1900年(明治33年)に高田高等女学校として創立した同校。最初の校歌は1925年(大正14年)に早稲田大学校歌の作詞で知られる糸魚川市出身の文人、相馬御風が手がけていた。創立100周年、110周年の記念誌によると、1975年に男女共学となった際、それまでの校歌は男子生徒にはそぐわない歌詞が多いことから新校歌制定が決まった。当時の高井正春校長の教え子で作曲家の竹田由彦さんが作曲を担当することになり、竹田さんを通じて谷川さんに作詞を依頼し、快諾されたという。

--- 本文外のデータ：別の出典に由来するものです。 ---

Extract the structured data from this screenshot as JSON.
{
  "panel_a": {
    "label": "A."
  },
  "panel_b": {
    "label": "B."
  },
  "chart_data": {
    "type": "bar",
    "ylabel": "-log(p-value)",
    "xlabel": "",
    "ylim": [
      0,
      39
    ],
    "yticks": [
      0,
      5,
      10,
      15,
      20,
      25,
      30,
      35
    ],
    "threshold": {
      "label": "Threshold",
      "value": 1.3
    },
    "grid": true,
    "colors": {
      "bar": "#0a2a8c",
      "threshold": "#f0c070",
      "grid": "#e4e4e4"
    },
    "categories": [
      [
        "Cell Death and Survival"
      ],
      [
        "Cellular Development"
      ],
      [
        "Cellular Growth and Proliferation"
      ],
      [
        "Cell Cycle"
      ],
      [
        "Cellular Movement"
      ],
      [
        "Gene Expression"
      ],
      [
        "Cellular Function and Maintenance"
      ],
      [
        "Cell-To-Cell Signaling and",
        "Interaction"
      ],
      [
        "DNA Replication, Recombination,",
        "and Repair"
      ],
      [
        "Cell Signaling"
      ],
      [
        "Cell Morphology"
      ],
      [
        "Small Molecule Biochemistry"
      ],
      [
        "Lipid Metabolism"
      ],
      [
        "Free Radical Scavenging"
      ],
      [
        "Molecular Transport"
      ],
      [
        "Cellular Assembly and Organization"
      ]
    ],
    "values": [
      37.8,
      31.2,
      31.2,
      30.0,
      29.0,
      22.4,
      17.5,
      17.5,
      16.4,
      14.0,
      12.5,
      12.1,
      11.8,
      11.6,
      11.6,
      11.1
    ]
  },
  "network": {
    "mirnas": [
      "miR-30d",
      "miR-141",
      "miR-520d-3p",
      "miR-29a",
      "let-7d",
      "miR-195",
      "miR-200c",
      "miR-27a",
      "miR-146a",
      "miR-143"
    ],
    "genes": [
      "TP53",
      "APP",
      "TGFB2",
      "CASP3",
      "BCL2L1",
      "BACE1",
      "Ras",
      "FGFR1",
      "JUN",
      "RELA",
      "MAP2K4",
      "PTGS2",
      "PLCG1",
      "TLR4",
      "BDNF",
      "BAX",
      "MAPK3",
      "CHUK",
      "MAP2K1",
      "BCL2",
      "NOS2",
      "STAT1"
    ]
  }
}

谷川さんは1976年12月に来校し学校周辺などを見学。正門前に広がる高田公園(現高田城址公園)の外堀を埋め尽くす「夏の蓮」や歩道脇に立ち並ぶ「春の桜」などの風景に、新たなスタートを切った生徒らに向けて、〈限りない歴史を思う〉〈限りない未来をめざす〉などと作詞した。地元にちなむ固有名詞は使われていない。
特徴的なのは後半部分で、1番は〈今日学ぶ今日のきびしさ その今日は昨日をになう〉、2番は〈今日歌う今日の幸せ その今日は明日をになう〉とある。2005年に上越市で開かれた講演会の質疑応答で、同校の生徒から歌詞の意味を尋ねられた谷川さんは「今日は昨日を背中に背負ってる。また、今の時間は過去にも未来にもつながり、一人一人が責任を持っていることを言いたかった」と歌詞に込めた思いを明かしている。
保坂哲校長は「どこにもない特徴的な校歌。高田北城高校周辺の景色がよくわかるほか、過去から未来に向けて、明るく希望に満ちている。夏から始まり春で終わるのも、命が芽吹く未来に向けた感じで終わるためだったのかなと想像できる。この校歌を大切にしていってほしい」と話した。
谷川さんは全国の幼稚園、小中高校、大学など100を超える校歌の作詞を手がけたとされている。